André Ouliac est audois, né d'un père quincaillier et d'une mère couturière. En 1938, il entre à l’école normale d’instituteurs de Carcassonne dont il sort premier en 1941 en même temps qu'il obtient le brevet supérieur. Il effectuera toute sa carrière administrative dans le département de l'Aude.
Astreint aux chantiers de jeunesse de 1941 à 1942, il épouse une collègue institutrice, Odette Ramel en 1942 alors institutrice à Caunette-en-Valavant. Deux enfants naîtront de ce mariage. À sa sortie de l’école normale, André Ouliac est nommé instituteur à Maironnes entre 1942 et 1943, puis est requis pour le service du travail obligatoire (STO) de 1943 à 1945. À son retour, il est nommé instituteur (en poste double avec son épouse) dans des écoles rurales jusqu’en 1954, où il devient secrétaire général de la fédération des œuvres laïques de l'Aude.
À la Libération, en 1945, il adhère au Syndicat national des instituteurs (SNI), officiellement reconstitué après la clandestinité.

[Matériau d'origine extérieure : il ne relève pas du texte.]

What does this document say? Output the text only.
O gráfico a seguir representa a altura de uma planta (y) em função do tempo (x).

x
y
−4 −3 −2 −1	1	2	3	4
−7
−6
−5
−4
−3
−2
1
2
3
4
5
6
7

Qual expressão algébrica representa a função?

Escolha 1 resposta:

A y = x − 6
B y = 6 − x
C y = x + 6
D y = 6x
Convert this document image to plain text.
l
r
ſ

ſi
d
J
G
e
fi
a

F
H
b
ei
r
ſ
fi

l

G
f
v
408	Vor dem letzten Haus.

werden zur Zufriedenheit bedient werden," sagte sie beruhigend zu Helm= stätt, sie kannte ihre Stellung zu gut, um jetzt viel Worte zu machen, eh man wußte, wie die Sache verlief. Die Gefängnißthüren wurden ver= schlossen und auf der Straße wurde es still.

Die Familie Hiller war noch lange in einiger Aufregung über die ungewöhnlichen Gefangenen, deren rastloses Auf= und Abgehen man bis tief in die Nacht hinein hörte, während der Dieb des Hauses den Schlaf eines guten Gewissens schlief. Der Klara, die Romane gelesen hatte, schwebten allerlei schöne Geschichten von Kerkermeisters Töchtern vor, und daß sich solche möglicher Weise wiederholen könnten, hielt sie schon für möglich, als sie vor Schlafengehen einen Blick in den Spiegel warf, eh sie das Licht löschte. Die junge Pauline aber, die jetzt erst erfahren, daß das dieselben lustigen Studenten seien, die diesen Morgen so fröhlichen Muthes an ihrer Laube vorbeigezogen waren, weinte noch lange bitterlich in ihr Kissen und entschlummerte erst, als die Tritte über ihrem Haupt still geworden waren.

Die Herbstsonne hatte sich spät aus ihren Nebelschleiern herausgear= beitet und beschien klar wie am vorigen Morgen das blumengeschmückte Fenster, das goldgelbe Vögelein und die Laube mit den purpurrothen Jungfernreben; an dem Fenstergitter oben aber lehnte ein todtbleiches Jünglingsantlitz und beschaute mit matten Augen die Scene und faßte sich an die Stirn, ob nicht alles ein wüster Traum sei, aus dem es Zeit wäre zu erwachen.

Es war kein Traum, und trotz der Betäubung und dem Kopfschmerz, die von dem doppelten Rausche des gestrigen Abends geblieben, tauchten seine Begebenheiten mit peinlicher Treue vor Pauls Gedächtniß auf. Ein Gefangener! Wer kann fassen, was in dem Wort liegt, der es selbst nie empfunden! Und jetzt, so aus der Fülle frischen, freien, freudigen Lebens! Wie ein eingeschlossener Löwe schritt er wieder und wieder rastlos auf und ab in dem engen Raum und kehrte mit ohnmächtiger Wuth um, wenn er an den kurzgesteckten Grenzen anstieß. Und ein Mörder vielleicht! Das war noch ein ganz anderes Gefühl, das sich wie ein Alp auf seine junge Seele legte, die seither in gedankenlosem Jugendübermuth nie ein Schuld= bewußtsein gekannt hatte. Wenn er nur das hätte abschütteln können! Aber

Le SNI appartient alors à la Confédération générale du travail (CGT). Au moment de la scission confédérale de 1947, il milite pour le passage à l’autonomie du SNI et de la FEN. En 1950, il devient membre du conseil syndical du SNI de l'Aude au titre du canton de Lagrasse jusqu’en 1954.
De 1954 à 1957, il est secrétaire général de la Fédération des œuvres laïques de l'Aude (structure départementale de la Ligue française de l'enseignement). En 1957, il devint maître formateur à l’école annexe de l’école normale d'instituteurs de Carcassonne jusqu’en 1961. Mais c'est en 1960 qu'il devint secrétaire général de la section du SNI de l’Aude, fonction qu’il occupe jusqu’en 1964. En 1961, il est nommé conseiller pédagogique, fonction exercée jusqu’en 1964.